Conventional mortgages

If you have 30 percent of the purchase price or more, as a down payment, you can apply and be eligible for a conventional mortgage. Depending on the type of property or location, you may be required to obtain Canada Mortgage and Housing Corporation (CMHC) insurance, or Genworth Financial Canada (GE Canada) insurance.

High ratio mortgages

If you have 5 to 30 percent of the purchase price as a down payment, you will need to apply for a high-ratio mortgage. A high ratio mortgage needs to be insured through Canada Mortgage and Housing Corporation (CMHC), or Genworth Financial Canada (GE Canada). This type of mortgage insurance allows you to qualify for a high-ratio mortgage. An insurance premium is charged when you receive your funds. The insurance amount can be included in the mortgage payments or paid separately.
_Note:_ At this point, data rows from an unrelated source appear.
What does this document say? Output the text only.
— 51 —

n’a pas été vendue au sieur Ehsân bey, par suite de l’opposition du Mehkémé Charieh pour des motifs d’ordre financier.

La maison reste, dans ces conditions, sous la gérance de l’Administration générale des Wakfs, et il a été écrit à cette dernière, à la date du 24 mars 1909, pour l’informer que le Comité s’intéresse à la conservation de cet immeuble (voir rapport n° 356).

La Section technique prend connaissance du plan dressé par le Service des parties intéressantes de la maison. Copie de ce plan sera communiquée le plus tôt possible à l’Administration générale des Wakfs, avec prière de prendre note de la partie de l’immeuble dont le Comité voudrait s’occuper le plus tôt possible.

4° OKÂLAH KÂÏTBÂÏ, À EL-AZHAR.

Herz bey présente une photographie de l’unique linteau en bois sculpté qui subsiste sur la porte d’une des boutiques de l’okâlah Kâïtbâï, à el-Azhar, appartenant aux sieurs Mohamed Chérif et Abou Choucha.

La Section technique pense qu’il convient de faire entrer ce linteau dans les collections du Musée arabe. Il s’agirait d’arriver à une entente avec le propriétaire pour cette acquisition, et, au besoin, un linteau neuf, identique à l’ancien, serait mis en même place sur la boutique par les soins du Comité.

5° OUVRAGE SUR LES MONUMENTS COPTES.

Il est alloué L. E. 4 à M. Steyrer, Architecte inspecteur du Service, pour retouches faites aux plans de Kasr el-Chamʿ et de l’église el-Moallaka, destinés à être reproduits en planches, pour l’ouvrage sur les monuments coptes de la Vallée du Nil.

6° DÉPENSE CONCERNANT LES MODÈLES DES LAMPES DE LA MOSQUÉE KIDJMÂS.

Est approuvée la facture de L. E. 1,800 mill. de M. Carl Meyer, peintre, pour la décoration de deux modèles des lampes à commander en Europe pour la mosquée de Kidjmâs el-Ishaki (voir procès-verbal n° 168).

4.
The premium payment is calculated by multiplying the amount of the mortgage with the percentage of the total purchase price.

Open mortgages

An open mortgage is a type of mortgage that allows you to pay back part or the entire mortgage without penalties. These mortgages have shorter terms, usually six months to one year. They come with higher interest rates than closed mortgages.

Variable mortgages

A variable or adjustable rate mortgage payment will change as the prime rate interest changes. The calculated principal and interest rate will change. When interest rates drop, more of your payment will go to the principal. When interest rates rise, the opposite will occur. Some variable rate mortgages allow you to pay off part of your mortgage or all of it, without penalties, or some will charge and penalty. Interest rates are compounded monthly on most variable rate mortgages.

Capped rate mortgages

A capped rate mortgage is a variable rate mortgage which has been capped at a certain interest rate. Your lender sets the rate and if interest rates rise higher than your capped rate, you will not be affected. These mortgages are not portable and have a penalty for full payment.

Closed mortgages

Traditionally, a closed mortgage meant that you could not pay the mortgage in full or partial payments without a penalty, except for a sale of the property. There have been changes to this type of mortgage and there are ways to pay it off quicker.

Fixed Rate mortgages

A fixed rate mortgage means that your interest rate is locked in for a period of time which could be from three months to 30 years. The rates are also lower than an open mortgage. If mortgage rates are predicted to rise, this is often the best choice. Lenders have different options available for prepayment of a mortgage, although many impose penalties, sometimes a hefty payment.

Convertible mortgages

A fixed rate mortgage for a short six month or one year term can be converted to a longer term without penalty as long as you stay with the same lender.

Bridge Financing

Bridge financing is a short term loan that is provided when you have a gap to cover between the sale of one property and the acquisition of another and the purchased property closes before the sold home. You will have two mortgages to carry. A bridge loan covers this period.

Reverse mortgages

A reverse mortgage is available through the Canadian Home Income Plan. This type of mortgage allows a homeowner to convert the equity in their home into cash. There is no need to sell the property and there are no monthly payments. A homeowner applying for this type of mortgage must be 62 years of age, or older and have a significant amount of equity in the property. This mortgage is available in Ontario and British Columbia. The older a person is, the more that they can borrow. You can borrow between 10 and 40 percent of the appraised value. A homeowner will retain ownership and can still reside in the home. When the homeowner dies, the property is sold and the loan and interest are repaid. Interest is continually accruing on this type of mortgage and there many not be much money left from the sale of the property after this loan is paid off.